If you need to update the data on the enrich index you need to use the execute API every time, enrich indices are best used for static data or data that is not update frequently.

In your case it seems that you would need to frequently update it.

The best way is to do that enrichment before indexing the data in Elasticsearch, but sometimes this is pretty hard to do or even not possible in a useful way.

Is the session id unique? Could the events like created and action happens too close for each other, like milliseconds?

How are you indexing your data?

Thanks @leandrojmp !

ok, thought it was best suited for static data..

The sesssionId is unique over that session which normally would be seconds/minutes (1 - 10 documents). Events would not be miliisecons but more like seconds, it is manual user input.

We havent done any index mapping for now if that is what you mean, just default.
This is what the mapping looks like:

"country": {
"type": "text",
"fields": {
"keyword": {
"type": "keyword",
"ignore_above": 256
}
}
},sessionId": {
"type": "text",
"fields": {
"keyword": {
"type": "keyword",
"ignore_above": 256
}
}
}

Yeah, but how are you indexing the data? Are you using Logstash, Filebeat, a Custom script?

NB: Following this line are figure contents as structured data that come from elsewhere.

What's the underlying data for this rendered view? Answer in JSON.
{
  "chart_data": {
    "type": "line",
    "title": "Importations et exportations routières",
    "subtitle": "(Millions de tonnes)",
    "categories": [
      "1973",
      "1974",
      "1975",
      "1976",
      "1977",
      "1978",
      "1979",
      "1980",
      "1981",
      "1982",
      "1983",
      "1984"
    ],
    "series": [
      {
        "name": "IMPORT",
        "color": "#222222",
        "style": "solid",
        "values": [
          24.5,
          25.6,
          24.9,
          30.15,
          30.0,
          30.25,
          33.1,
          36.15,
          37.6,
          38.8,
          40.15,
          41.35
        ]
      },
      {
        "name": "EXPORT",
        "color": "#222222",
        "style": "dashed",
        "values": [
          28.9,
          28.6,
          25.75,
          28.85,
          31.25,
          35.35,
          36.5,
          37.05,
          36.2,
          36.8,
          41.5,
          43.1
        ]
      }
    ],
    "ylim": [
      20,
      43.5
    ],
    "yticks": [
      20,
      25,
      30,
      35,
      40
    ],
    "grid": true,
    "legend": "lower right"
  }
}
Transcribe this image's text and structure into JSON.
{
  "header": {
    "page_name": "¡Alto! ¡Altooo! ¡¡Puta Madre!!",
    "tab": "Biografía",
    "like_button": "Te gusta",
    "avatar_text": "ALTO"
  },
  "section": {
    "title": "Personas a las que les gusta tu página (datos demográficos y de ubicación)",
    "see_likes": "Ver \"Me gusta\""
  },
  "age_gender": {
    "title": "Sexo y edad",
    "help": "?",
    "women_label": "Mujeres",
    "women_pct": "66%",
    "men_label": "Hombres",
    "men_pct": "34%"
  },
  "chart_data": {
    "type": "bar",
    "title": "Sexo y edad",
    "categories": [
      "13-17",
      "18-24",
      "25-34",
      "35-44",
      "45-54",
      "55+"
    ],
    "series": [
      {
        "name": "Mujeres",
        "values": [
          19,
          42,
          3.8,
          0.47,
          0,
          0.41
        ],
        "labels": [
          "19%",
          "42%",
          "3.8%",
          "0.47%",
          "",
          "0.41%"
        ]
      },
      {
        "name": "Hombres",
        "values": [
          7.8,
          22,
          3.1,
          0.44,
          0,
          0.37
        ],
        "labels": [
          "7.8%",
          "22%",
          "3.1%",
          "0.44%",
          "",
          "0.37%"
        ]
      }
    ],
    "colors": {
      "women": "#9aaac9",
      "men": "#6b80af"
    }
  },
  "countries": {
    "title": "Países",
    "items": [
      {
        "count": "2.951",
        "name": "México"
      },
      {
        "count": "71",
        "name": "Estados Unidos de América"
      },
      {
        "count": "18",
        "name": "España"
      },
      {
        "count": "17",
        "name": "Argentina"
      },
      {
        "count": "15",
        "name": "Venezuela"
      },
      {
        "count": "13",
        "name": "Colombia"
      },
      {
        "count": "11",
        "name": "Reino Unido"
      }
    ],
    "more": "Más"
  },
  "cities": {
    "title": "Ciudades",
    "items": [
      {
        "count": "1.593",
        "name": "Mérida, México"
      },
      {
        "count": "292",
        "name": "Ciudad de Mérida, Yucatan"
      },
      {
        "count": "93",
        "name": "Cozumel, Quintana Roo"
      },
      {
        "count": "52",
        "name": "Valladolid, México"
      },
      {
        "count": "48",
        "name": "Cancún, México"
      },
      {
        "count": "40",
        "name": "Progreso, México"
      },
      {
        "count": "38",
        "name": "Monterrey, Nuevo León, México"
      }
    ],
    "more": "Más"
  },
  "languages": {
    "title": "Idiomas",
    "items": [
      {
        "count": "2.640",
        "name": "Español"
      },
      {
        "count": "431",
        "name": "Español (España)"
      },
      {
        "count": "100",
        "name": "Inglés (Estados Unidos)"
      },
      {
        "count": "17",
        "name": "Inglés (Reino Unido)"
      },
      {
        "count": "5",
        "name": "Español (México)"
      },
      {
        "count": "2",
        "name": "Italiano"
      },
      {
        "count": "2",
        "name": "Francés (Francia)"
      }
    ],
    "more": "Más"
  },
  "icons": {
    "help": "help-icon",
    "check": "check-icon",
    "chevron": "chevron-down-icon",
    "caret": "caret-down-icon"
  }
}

Do you have any control over the source of your data? For example, how is it created?

The enrich depends on how you are indexing your data, you would need to store the key value pair with the sessionId and country somewhere, and read it while indexing.

Yes, we have control, we are saving
through org.springframework.data.elasticsearch.repository.ElasticsearchRepository.

The problem for us is that we can scale our services and thus we would have to first do a lookup to ES before enriching. If we had just one entry point i guess it would be easy to cache the first entry. Unless we had a shared cache/store mechanism outside ES but the comlicates things.

Yeah, but this is the right approach in this case.

You would need to store it somewhere else, maybe a cache database like Redis/Memcached and query it every time you receive a new document, before indexing in Elasticsearch.

The enrich processor will not work in this case.

Ok, good to know! Thanks for your quick response!

This topic was automatically closed 28 days after the last reply. New replies are no longer allowed.